I would contend that any form of Hayekian behavioral economics would firmly reject the view that public officials should be content to merely identify individual errors and to declare victory. We have to ask on Hayekian grounds how costly the errors are compared with the errors that would be induced by corrective measures. To engage in that analysis, we have to know something about relative institutions. What I’m suggesting is that if we do decide to proceed with a remedy, a Hayekian approach would try to reduce the knowledge problem by asking what individuals would do under epistemically favorable conditions.
The good news is a stream of research is asking exactly that question: What do choosers in fact do under epistemically favorable conditions? It’s not about what planners want given their own values and desires and commitments; it’s about getting at those subjective individual preferences.

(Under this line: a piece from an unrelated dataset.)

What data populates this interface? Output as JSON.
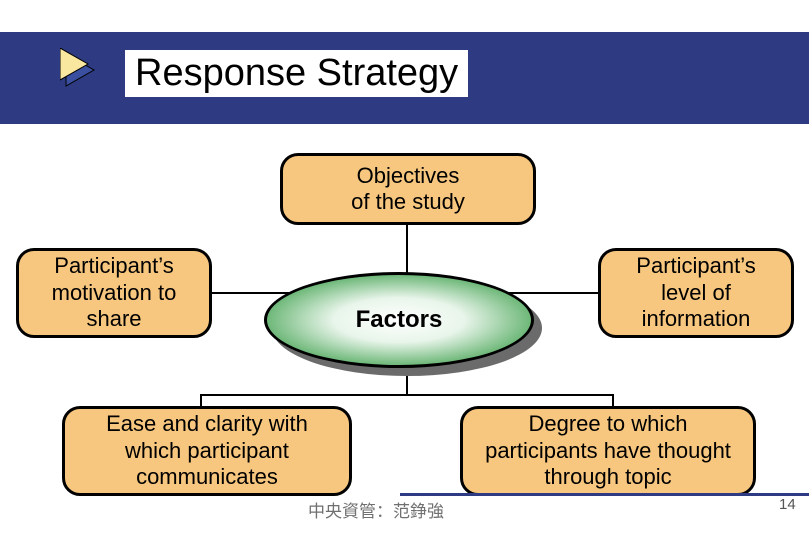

And behavioral economists have developed a range of conceptual tools and empirical methods to do that, ways to understand and analyze how people respond when they are freed from undesirable biases and insufficient information.
So, the best approach I’m suggesting is to ask what are active, informed choosers who are free of behavioral biases, who have broad view screens, and who are unaffected by clearly irrelevant factors and frames to do? Now, this might seem like an abstract question. It might even seem the sort of question for which one ought to, on Hayekian grounds, be most distrustful of those who even dare to ask it. But before you get there, let’s just notice there’s a stream of research that’s asking exactly these questions. At least to some degree, the answers are not unknowable, and they are not irretrievably hidden behind the knowledge problem.
It would be extravagant maybe to claim that those interventions defended by reference to people’s choices under epistemically favorable conditions are Hayekian in the sense that Hayek advocated them. But it may not be going too far to insist that they’re in Hayek’s general spirit and respectful of his most fundamental concerns. They might, if we’re lucky, provide an orientation for both theory and practice, now in its early stages, that promises to preserve and to cherish freedom while also improving human lives, not least by lengthening them.